U.S. Treasury Secretary Steven Mnuchin announced Friday that the U.S. "is aggressively targeting all illicit avenues used by North Korea to evade sanctions." His department sanctioned 56 entities — one person, 27 companies and 28 ships, located, registered or flagged in North Korea, China, Singapore, Taiwan, Hong Kong, Marshall Islands, Tanzania, Panama and Comoros. The targets include shipping and energy firms, as well as a Taiwanese citizen and two of his companies. As Mnuchin explained, the sanctions force companies and individuals anywhere in the world to choose between helping fund North Korea's nuclear ambitions or doing business with the U.S. They cannot do both.

The U.S. measures have been applauded by governments that see a need to increase pressure on Pyongyang.
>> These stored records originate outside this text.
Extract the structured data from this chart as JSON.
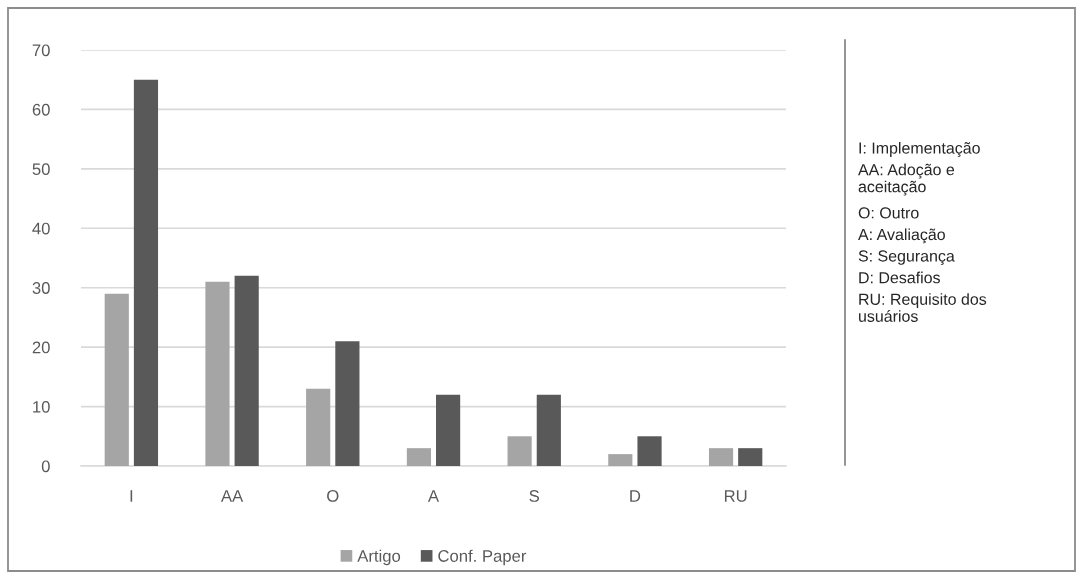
{
  "chart_data": {
    "type": "bar",
    "categories": [
      "I",
      "AA",
      "O",
      "A",
      "S",
      "D",
      "RU"
    ],
    "series": [
      {
        "name": "Artigo",
        "color": "#a5a5a5",
        "values": [
          29,
          31,
          13,
          3,
          5,
          2,
          3
        ]
      },
      {
        "name": "Conf. Paper",
        "color": "#595959",
        "values": [
          65,
          32,
          21,
          12,
          12,
          5,
          3
        ]
      }
    ],
    "ylim": [
      0,
      70
    ],
    "yticks": [
      0,
      10,
      20,
      30,
      40,
      50,
      60,
      70
    ],
    "grid": "y",
    "legend": "bottom",
    "annotations": [
      "I: Implementação",
      "AA: Adoção e\naceitação",
      "O: Outro",
      "A: Avaliação",
      "S: Segurança",
      "D: Desafios",
      "RU: Requisito dos\nusuários"
    ]
  }
}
Japan supports "maximum pressure" on the North and has said that it will continue its "close collaboration with the U.S., South Korea and the international community including China and Russia to secure the effectiveness of United Nations Security Council Resolutions" to achieve denuclearization of the Korean Peninsula. Defense Minister Itsunori Onodera backed the new moves, saying "We strongly support them because they are intended to step up the pressure on North Korea." During a visit to Washington last week, Australian Prime Minister Malcolm Turnbull added that "We need to cooperate and ensure that we do everything we can to tighten the vice of those sanctions."